Roland is more connected with people, and doesn’t share James’ vision, but he’s also hollow. He follows in James’ footsteps because James pulls him in his wake and he has nothing strongly pulling him anywhere else. He helps James navigate the ‘people’ side of the business, because Roland is good with people, but he’s good at being charming and convincing: he doesn’t really give a shit about any of them either. He spends his life picking up after James. The (admittedly deeply moving — I cried) scene towards the end can be read as evidence of the profound friendship and love between the two. Or is it about how Roland is nothing, literally nothing, he has no substance, without James? The ending of the novel suggests the latter interpretation.

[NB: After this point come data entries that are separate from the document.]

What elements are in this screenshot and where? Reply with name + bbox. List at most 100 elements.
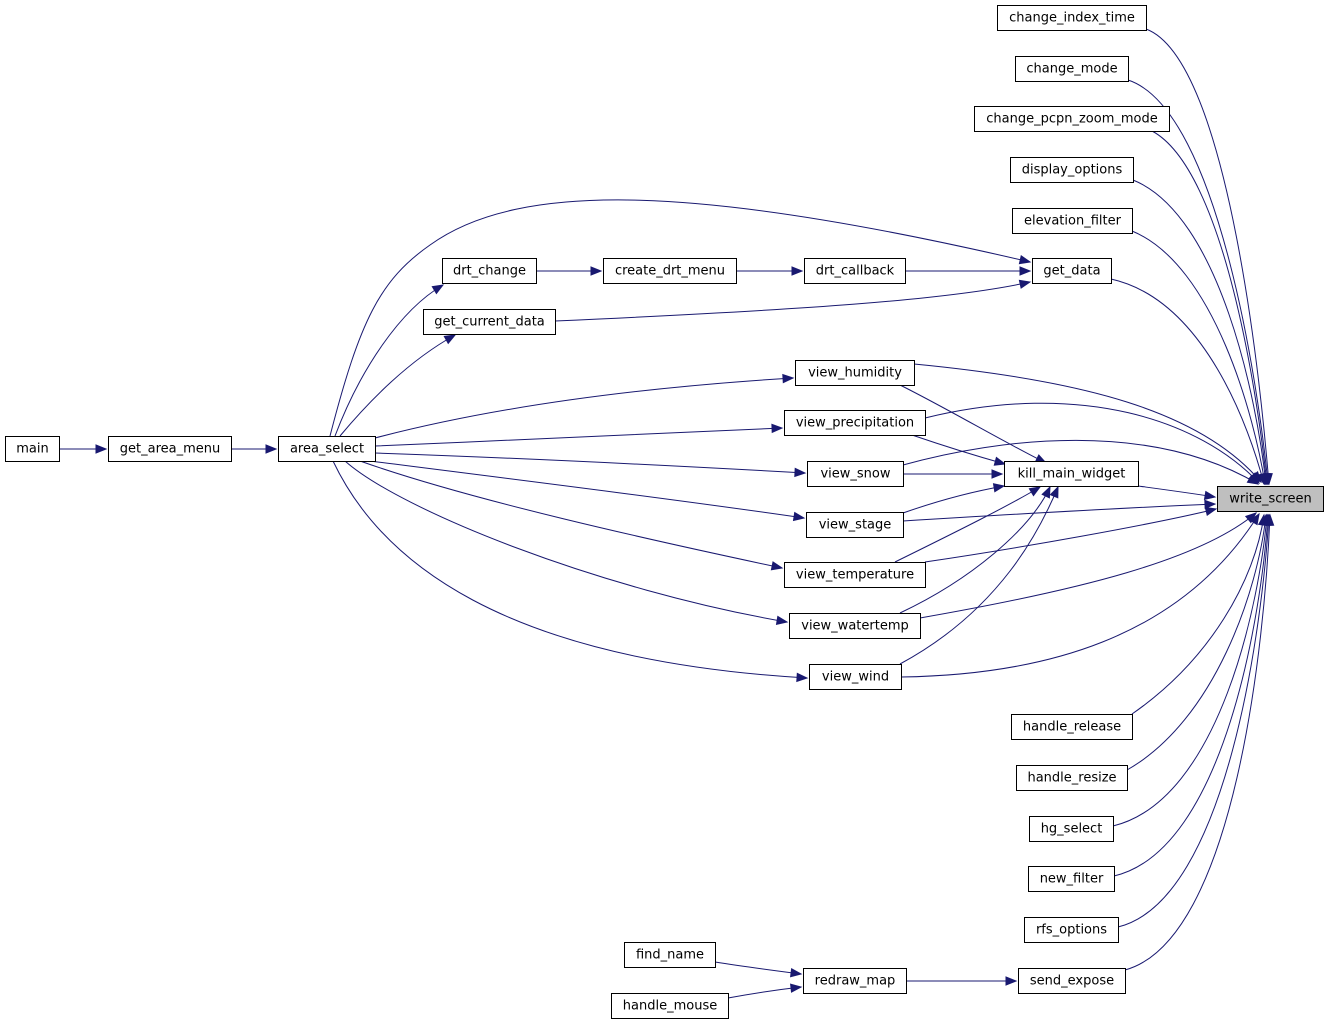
edge-view_wind-to-kill_main_widget: [899, 485, 1059, 665]
node-change_index_time[interactable]: change_index_time: [997, 5, 1147, 31]
edge-area_select-to-get_current_data: [339, 334, 457, 437]
node-box[interactable]: [1010, 157, 1134, 183]
node-view_temperature[interactable]: view_temperature: [784, 562, 926, 588]
edge-line: [924, 508, 1217, 563]
node-get_data[interactable]: get_data: [1032, 258, 1112, 284]
edge-drt_change-to-create_drt_menu: [535, 266, 603, 276]
edge-arrowhead: [770, 561, 784, 571]
node-change_pcpn_zoom_mode[interactable]: change_pcpn_zoom_mode: [974, 106, 1170, 132]
node-box[interactable]: [442, 258, 537, 284]
node-box[interactable]: [789, 613, 921, 639]
edge-arrowhead: [775, 615, 789, 625]
edge-line: [899, 486, 1051, 614]
node-label: change_index_time: [1009, 11, 1135, 26]
edge-line: [924, 402, 1260, 484]
edge-view_wind-to-write_screen: [900, 512, 1260, 678]
node-send_expose[interactable]: send_expose: [1018, 968, 1126, 994]
edge-arrowhead: [794, 467, 807, 478]
edge-line: [911, 434, 1006, 465]
edge-line: [1117, 514, 1270, 928]
node-view_stage[interactable]: view_stage: [806, 512, 904, 538]
node-kill_main_widget[interactable]: kill_main_widget: [1004, 461, 1139, 487]
edge-line: [913, 363, 1262, 483]
node-area_select[interactable]: area_select: [278, 436, 376, 462]
node-box[interactable]: [603, 258, 737, 284]
node-box[interactable]: [108, 436, 232, 462]
node-box[interactable]: [1028, 866, 1115, 892]
node-redraw_map[interactable]: redraw_map: [803, 968, 907, 994]
edge-main-to-get_area_menu: [59, 444, 108, 454]
node-label: new_filter: [1040, 872, 1104, 887]
edge-view_stage-to-kill_main_widget: [902, 483, 1006, 514]
node-box[interactable]: [807, 461, 904, 487]
node-box[interactable]: [278, 436, 376, 462]
node-box[interactable]: [1016, 765, 1128, 791]
node-handle_resize[interactable]: handle_resize: [1016, 765, 1128, 791]
edge-arrowhead: [1204, 499, 1217, 510]
node-change_mode[interactable]: change_mode: [1015, 56, 1129, 82]
edge-line: [1127, 79, 1269, 485]
node-box[interactable]: [784, 410, 926, 436]
node-view_snow[interactable]: view_snow: [807, 461, 904, 487]
node-box[interactable]: [1015, 56, 1129, 82]
edge-get_area_menu-to-area_select: [231, 444, 278, 454]
edge-line: [369, 460, 805, 519]
node-get_current_data[interactable]: get_current_data: [423, 309, 556, 335]
node-box[interactable]: [1004, 461, 1139, 487]
node-box[interactable]: [806, 512, 904, 538]
edge-arrowhead: [1256, 472, 1266, 486]
node-drt_callback[interactable]: drt_callback: [804, 258, 906, 284]
edge-create_drt_menu-to-drt_callback: [735, 266, 804, 276]
node-box[interactable]: [974, 106, 1170, 132]
edge-arrowhead: [1049, 485, 1059, 499]
edge-arrowhead: [1203, 490, 1217, 501]
node-handle_mouse[interactable]: handle_mouse: [611, 993, 729, 1019]
node-box[interactable]: [795, 360, 915, 386]
node-box[interactable]: [804, 258, 906, 284]
node-create_drt_menu[interactable]: create_drt_menu: [603, 258, 737, 284]
node-drt_change[interactable]: drt_change: [442, 258, 537, 284]
node-write_screen[interactable]: write_screen: [1217, 486, 1324, 512]
node-box[interactable]: [803, 968, 907, 994]
node-rfs_options[interactable]: rfs_options: [1024, 917, 1119, 943]
node-box[interactable]: [624, 942, 716, 968]
edge-line: [1131, 230, 1266, 485]
node-view_humidity[interactable]: view_humidity: [795, 360, 915, 386]
node-view_precipitation[interactable]: view_precipitation: [784, 410, 926, 436]
edge-change_mode-to-write_screen: [1127, 79, 1272, 486]
node-box[interactable]: [1012, 208, 1133, 234]
node-get_area_menu[interactable]: get_area_menu: [108, 436, 232, 462]
node-view_watertemp[interactable]: view_watertemp: [789, 613, 921, 639]
edge-arrowhead: [992, 483, 1006, 493]
node-box[interactable]: [997, 5, 1147, 31]
node-box[interactable]: [784, 562, 926, 588]
node-find_name[interactable]: find_name: [624, 942, 716, 968]
node-view_wind[interactable]: view_wind: [809, 664, 902, 690]
node-box[interactable]: [809, 664, 902, 690]
node-new_filter[interactable]: new_filter: [1028, 866, 1115, 892]
edge-line: [1113, 514, 1269, 877]
node-label: display_options: [1022, 163, 1123, 178]
node-box[interactable]: [1011, 714, 1133, 740]
node-box[interactable]: [611, 993, 729, 1019]
nodes-layer: change_index_time change_mode change_pcpn_…: [5, 5, 1324, 1019]
node-box[interactable]: [1032, 258, 1112, 284]
node-box[interactable]: [5, 436, 60, 462]
node-hg_select[interactable]: hg_select: [1029, 816, 1114, 842]
edge-line: [714, 961, 802, 975]
node-box[interactable]: [1018, 968, 1126, 994]
node-handle_release[interactable]: handle_release: [1011, 714, 1133, 740]
node-box[interactable]: [1029, 816, 1114, 842]
node-label: rfs_options: [1036, 923, 1107, 938]
node-display_options[interactable]: display_options: [1010, 157, 1134, 183]
node-elevation_filter[interactable]: elevation_filter: [1012, 208, 1133, 234]
node-box[interactable]: [423, 309, 556, 335]
node-box[interactable]: [1217, 486, 1324, 512]
edge-arrowhead: [443, 334, 457, 345]
edge-line: [1132, 179, 1267, 485]
edge-line: [334, 284, 444, 437]
edge-line: [332, 460, 808, 679]
node-main[interactable]: main: [5, 436, 60, 462]
edge-arrowhead: [791, 266, 804, 276]
node-box[interactable]: [1024, 917, 1119, 943]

And this brings me back to Trollope and Thackeray. Drayton and Mackenzie reminded me of Trollope’s Palliser novels, which focus on ‘big’ political and financial themes, in its broad portrayal of socioeconomic structures and drivers in the first two decades of the 21st century. It reminded me of Thackeray in it’s affectionate but biting portrayal of individuals, highlighting the hypocrisy and emptiness behind their superficial splendour.
So yes, a lot to contend with here. I was tempted to pull it down to 4 stars instead of 5, but I think that would be punishing it unduly. Yes, it’s long and yes, there are things that I might have preferred to be edited out. But ultimately, I think this is indeed a ‘big’ novel that is important and weighty. And I think many reviewers have not done it justice.
(For example, it is SO much better than that piece of boring, pretentious crap that was unjustifiably lauded as being a great work of literature. I’m talking, of course about The Goldfinch.)
Drayton and Mackenzie might not be for everyone, but it’s a fine work of contemporary literature that is worthy of a place on a shelf with some classic English novels. Certainly, if you’re turned off by all the hype about ‘bromance’ and startups, don’t be. There’s a lot more depth to this novel than it’s been given credit for.
My thanks to the publisher, author and Netgalley for giving me an ARC. All my reviews are 100% honest and unbiased, regardless of how I acquire the book.